66.
「人影?」
アクトが指差す神殿遺跡と呼ばれる石の階段の上。
間違いなく、上にに佇む人物がいた。
「……こんな所に訪問者がいるとは、ヤツの言っていた通りだな」
その人物が動き、喋った事で初めて人だと判断できる。
彫刻と見まごうほどの白い髪と整った顔立ちをしており、少し離れてはいるが美少年と評するのが相応しい風貌の人物。

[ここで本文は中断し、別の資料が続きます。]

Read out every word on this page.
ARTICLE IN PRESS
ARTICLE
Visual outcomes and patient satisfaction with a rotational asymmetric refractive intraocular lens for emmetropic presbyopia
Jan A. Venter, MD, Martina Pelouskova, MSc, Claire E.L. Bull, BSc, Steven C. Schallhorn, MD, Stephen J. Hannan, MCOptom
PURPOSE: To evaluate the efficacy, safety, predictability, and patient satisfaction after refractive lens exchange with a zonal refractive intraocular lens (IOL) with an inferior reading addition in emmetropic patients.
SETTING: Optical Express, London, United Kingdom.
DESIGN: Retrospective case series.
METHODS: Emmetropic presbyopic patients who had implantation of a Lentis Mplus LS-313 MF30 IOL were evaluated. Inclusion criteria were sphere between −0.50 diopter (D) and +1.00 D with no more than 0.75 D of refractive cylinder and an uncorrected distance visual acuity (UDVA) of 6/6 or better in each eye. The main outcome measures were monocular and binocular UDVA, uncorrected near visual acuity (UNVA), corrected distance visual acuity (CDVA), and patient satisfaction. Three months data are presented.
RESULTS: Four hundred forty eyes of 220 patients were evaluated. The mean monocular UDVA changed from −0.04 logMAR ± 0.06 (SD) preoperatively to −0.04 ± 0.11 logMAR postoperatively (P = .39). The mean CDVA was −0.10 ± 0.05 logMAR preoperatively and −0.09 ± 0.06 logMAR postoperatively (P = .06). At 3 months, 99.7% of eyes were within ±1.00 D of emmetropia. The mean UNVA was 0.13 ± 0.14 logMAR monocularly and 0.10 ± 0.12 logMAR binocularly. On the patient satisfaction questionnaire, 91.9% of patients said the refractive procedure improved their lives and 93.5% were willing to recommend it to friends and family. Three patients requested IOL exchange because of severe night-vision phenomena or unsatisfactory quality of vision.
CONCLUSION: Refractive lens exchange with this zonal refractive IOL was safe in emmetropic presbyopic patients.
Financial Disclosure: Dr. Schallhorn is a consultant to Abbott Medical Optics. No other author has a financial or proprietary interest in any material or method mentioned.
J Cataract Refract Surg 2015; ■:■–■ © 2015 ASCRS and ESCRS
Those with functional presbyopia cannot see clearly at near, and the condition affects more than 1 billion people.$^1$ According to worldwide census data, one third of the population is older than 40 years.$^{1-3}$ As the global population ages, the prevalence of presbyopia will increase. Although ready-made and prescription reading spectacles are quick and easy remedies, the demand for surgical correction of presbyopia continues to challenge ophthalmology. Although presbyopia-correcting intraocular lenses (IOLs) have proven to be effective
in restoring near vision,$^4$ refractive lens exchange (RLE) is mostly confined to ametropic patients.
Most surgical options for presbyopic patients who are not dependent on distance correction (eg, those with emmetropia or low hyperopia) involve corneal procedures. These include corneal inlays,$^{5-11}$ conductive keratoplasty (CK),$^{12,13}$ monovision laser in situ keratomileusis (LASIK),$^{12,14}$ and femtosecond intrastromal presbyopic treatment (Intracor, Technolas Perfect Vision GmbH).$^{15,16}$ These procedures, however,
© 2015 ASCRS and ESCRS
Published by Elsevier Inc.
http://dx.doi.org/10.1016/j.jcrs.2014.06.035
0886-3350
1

その整った顔立ちを隠す為なのか、顔の右半分を黒い仮面で隠しておりその表情はあまり読み取れない。
「イブリックさん?」
エリィが呟くと、その人物はフッと不敵に微笑む。
そして、その名前にミシェがハッと驚く。
「え、ちょっと待って! イブリックって、あの魔剣士の?!」
「魔剣士?」
「そう、悪魔の刀鍛冶が造ったとされる世界で6本しか存在しない魔剣。 そのうちの1本、魔剣・ティルウィングを操る旅人で、どんなに難易度の高い魔物の討伐も一人でこなす、旅人組合の超有名人よ!」
興奮しながら細かく語るミシェを見て、戦いに関係した知識に関してはマニアみたいだよな、と思ったがアクトは言葉を呑んだ。
イブリックと呼ばれた少年はミシェの説明通り、腰には魔剣と呼ぶに相応しい装飾の刀身の黒い剣を携えていた。
見た目といい佇まいといい逸脱しているその姿は、普通の一般人ではないのは明らかである。
「くくく……自己紹介は不要そうだな? 竜殺しの」
「あら、あたしのこと知ってるの? 有名人に知って貰えてるなんて光栄だわ」
「年端も行かない娘が竜殺しの最前線にいるとなれば、話題にもなろうというものさ。 それで……」
イブリックがじっとアクトとナナを見る。
品定めされているような不思議な瞳にアクトが思わず強張るが、そこにエリィがすっと手を挟む。
「あ、こっちは時計屋のアクトとナナだ。 黒帝竜の首領を探す道中を手伝ってもらってる」
「ど、ども……」
「なー」
「時計屋が前線に出てくるとは、これまた珍しいな、くっくっく……」
「別に好きでここにいるんじゃねぇよ。 成り行きだ、成り行き」
「……まぁ良い、時計屋がいるなら丁度良い、付き合え」
挨拶もそこそこに、イブリックは踵を返してそのまま神殿遺跡の奥へと向かう。
だが付き合えと言われたものの、果たしてそのまま付いて行って良いものかとアクトが焦る。
だって、どう見ても怪しくない人ではない。
「だ、大丈夫なのか?」
「ちょっと言葉回し変な人で自分より強い人にすぐ戦いを吹っ掛けるだけで、ああ見えて常識的な人だから大丈夫だ!」
「そ、そうか、なら大丈夫だな。 ……大丈夫だな?」
何1つ大丈夫な要素無かったぞ?とアクトは首を傾げつつ、エリィのいつもの根拠の無さそうな絶対の自信とミシェの「問題ないと思うわよ」という言葉もあり、3人と1匹はイブリックの向かった先、神殿遺跡の奥へと進むのだった。